Thursday, June 23, 2011

Oldest Ice Age animal art found at Vero Beach, Fl

Vero Beach, Florida – The recent discovery of an incised mammoth bone depicting by intaglio one of the beasts electrified this seaside town on the Treasure Coast.

Located just south of famed Cape Canaveral and an hour's drive north of Palm Beach, the town is a retirement mecca, headquarters of Piper Aircraft, the former winter home of the Dodgers, and a major citrus growing area on the Indian River.

The bone fragment is believed to be about 13,000 years old, the oldest and first of its type to have been found in North America, according to Dennis J. Stanford, curator of North American Archeology at the Smithsonian's National Museum of Natural History, co-author of a report that appeared in the Journal of Archaeological Science.

Cave paintings showing animals have been found in Texas, but those were dated to about 4,000 years in the past – much more recent than the scrimshawed bone.

The image carved on it is about 3 inches long from head to tail and is about 1¾ inch high from head to foot.

Because the bone material is heavily mineralized, it was impossible to date it through standard means of carbon 14 dating, but it is known that mammoths died out 13,000 years ago, so it's got to be older than that, according to the experts.

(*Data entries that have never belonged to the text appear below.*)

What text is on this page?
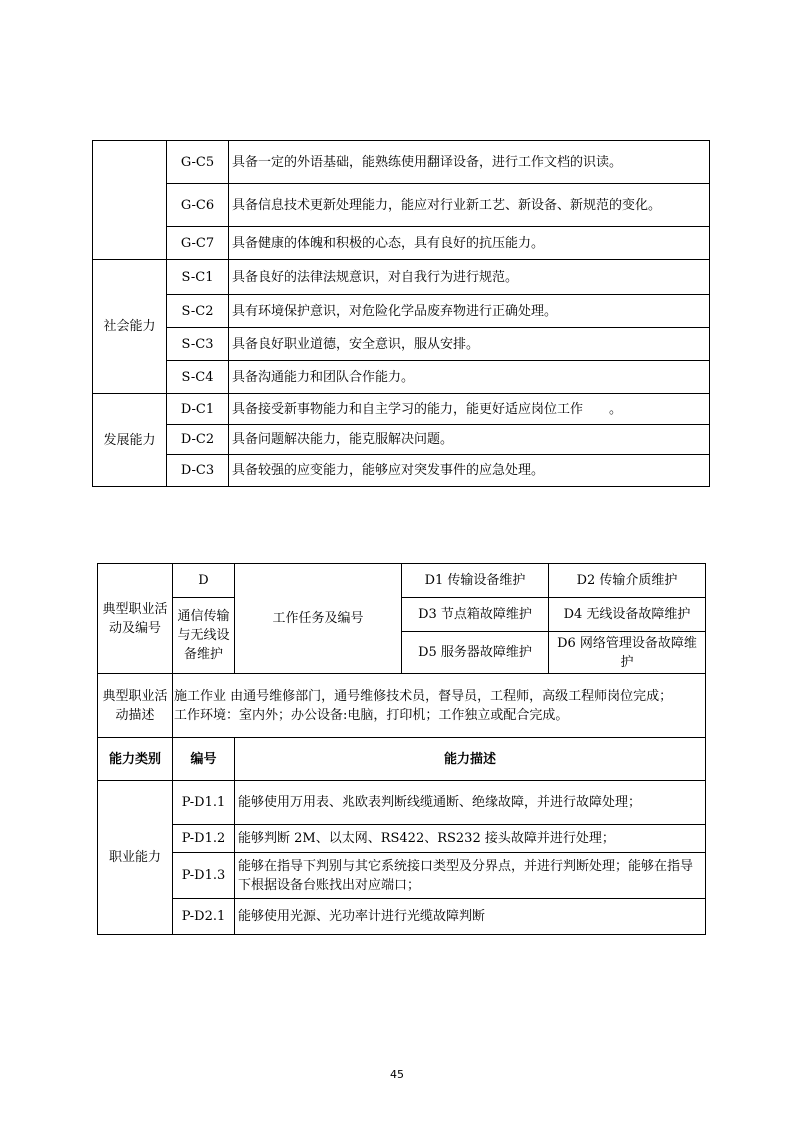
	G-C5	具备一定的外语基础，能熟练使用翻译设备，进行工作文档的识读。
	G-C6	具备信息技术更新处理能力，能应对行业新工艺、新设备、新规范的变化。
	G-C7	具备健康的体魄和积极的心态，具有良好的抗压能力。
社会能力	S-C1	具备良好的法律法规意识，对自我行为进行规范。
	S-C2	具有环境保护意识，对危险化学品废弃物进行正确处理。
	S-C3	具备良好职业道德，安全意识，服从安排。
	S-C4	具备沟通能力和团队合作能力。
发展能力	D-C1	具备接受新事物能力和自主学习的能力，能更好适应岗位工作　　。
	D-C2	具备问题解决能力，能克服解决问题。
	D-C3	具备较强的应变能力，能够应对突发事件的应急处理。
典型职业活动及编号	D	工作任务及编号	D1 传输设备维护	D2 传输介质维护
	通信传输与无线设备维护		D3 节点箱故障维护	D4 无线设备故障维护
			D5 服务器故障维护	D6 网络管理设备故障维护
典型职业活动描述	施工作业 由通号维修部门，通号维修技术员，督导员，工程师，高级工程师岗位完成；
工作环境：室内外；办公设备:电脑，打印机；工作独立或配合完成。			

能力类别	编号	能力描述		
职业能力	P-D1.1	能够使用万用表、兆欧表判断线缆通断、绝缘故障，并进行故障处理；		
	P-D1.2	能够判断 2M、以太网、RS422、RS232 接头故障并进行处理；		
	P-D1.3	能够在指导下判别与其它系统接口类型及分界点，并进行判断处理；能够在指导下根据设备台账找出对应端口；		
	P-D2.1	能够使用光源、光功率计进行光缆故障判断		
45
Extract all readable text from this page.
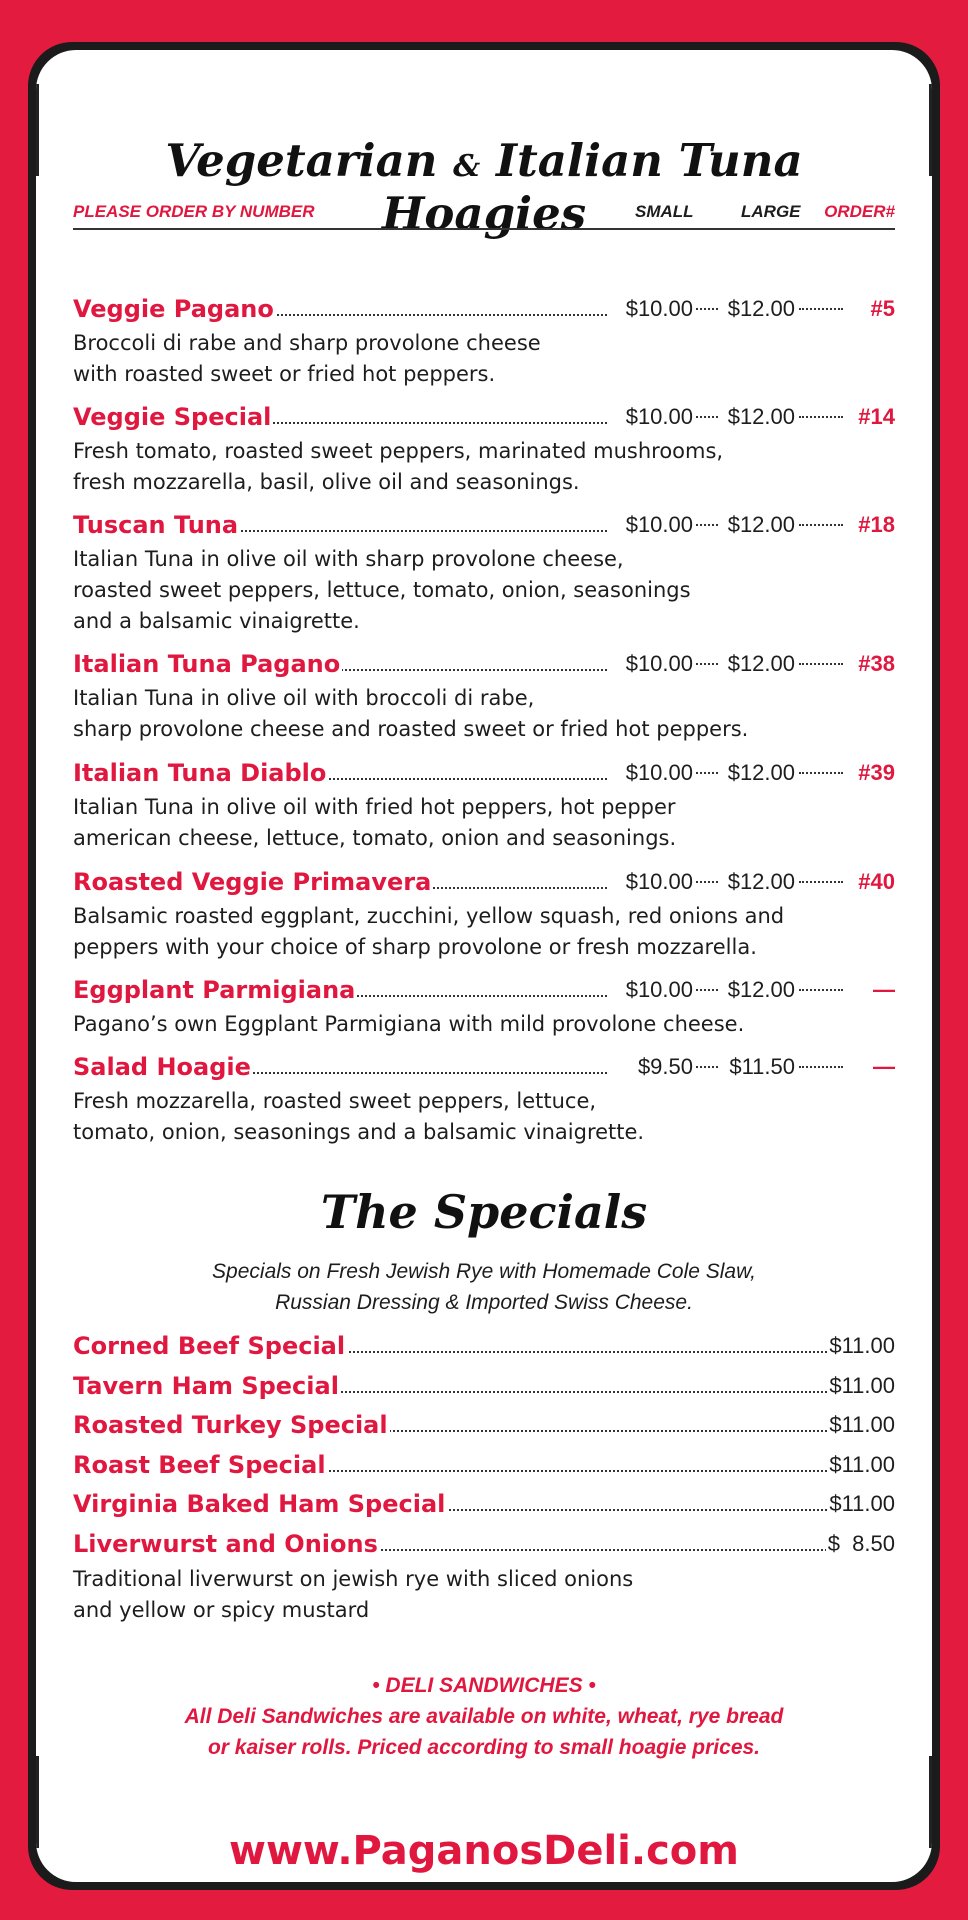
Vegetarian & Italian Tuna Hoagies
PLEASE ORDER BY NUMBER	SMALL	LARGE ORDER#
Veggie Pagano	$10.00 $12.00	#5
Broccoli di rabe and sharp provolone cheese
with roasted sweet or fried hot peppers.
Veggie Special	$10.00 $12.00	#14
Fresh tomato, roasted sweet peppers, marinated mushrooms,
fresh mozzarella, basil, olive oil and seasonings.
Tuscan Tuna	$10.00 $12.00	#18
Italian Tuna in olive oil with sharp provolone cheese,
roasted sweet peppers, lettuce, tomato, onion, seasonings
and a balsamic vinaigrette.
Italian Tuna Pagano	$10.00 $12.00	#38
Italian Tuna in olive oil with broccoli di rabe,
sharp provolone cheese and roasted sweet or fried hot peppers.
Italian Tuna Diablo	$10.00 $12.00	#39
Italian Tuna in olive oil with fried hot peppers, hot pepper
american cheese, lettuce, tomato, onion and seasonings.
Roasted Veggie Primavera	$10.00 $12.00	#40
Balsamic roasted eggplant, zucchini, yellow squash, red onions and
peppers with your choice of sharp provolone or fresh mozzarella.
Eggplant Parmigiana	$10.00 $12.00	—
Pagano’s own Eggplant Parmigiana with mild provolone cheese.
Salad Hoagie	$9.50 $11.50	—
Fresh mozzarella, roasted sweet peppers, lettuce,
tomato, onion, seasonings and a balsamic vinaigrette.
The Specials
Specials on Fresh Jewish Rye with Homemade Cole Slaw,
Russian Dressing & Imported Swiss Cheese.
Corned Beef Special	$11.00
Tavern Ham Special	$11.00
Roasted Turkey Special	$11.00
Roast Beef Special	$11.00
Virginia Baked Ham Special	$11.00
Liverwurst and Onions	$  8.50
Traditional liverwurst on jewish rye with sliced onions
and yellow or spicy mustard
• DELI SANDWICHES •
All Deli Sandwiches are available on white, wheat, rye bread
or kaiser rolls. Priced according to small hoagie prices.
www.PaganosDeli.com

The bone fragment was found near the Old Vero Site, a place extensively excavated during the period 1913-16, where human bones were found side by side with the bones of extinct Ice Age animals.

“There was considerable skepticism expressed about the authenticity of the incising on the bone until it was examined exhaustively by archaeologists paleontologists, forensic anthropologists, materials science engineers and artists, said Barbara Purdy, lead author of the article and a professor at the University of Florida.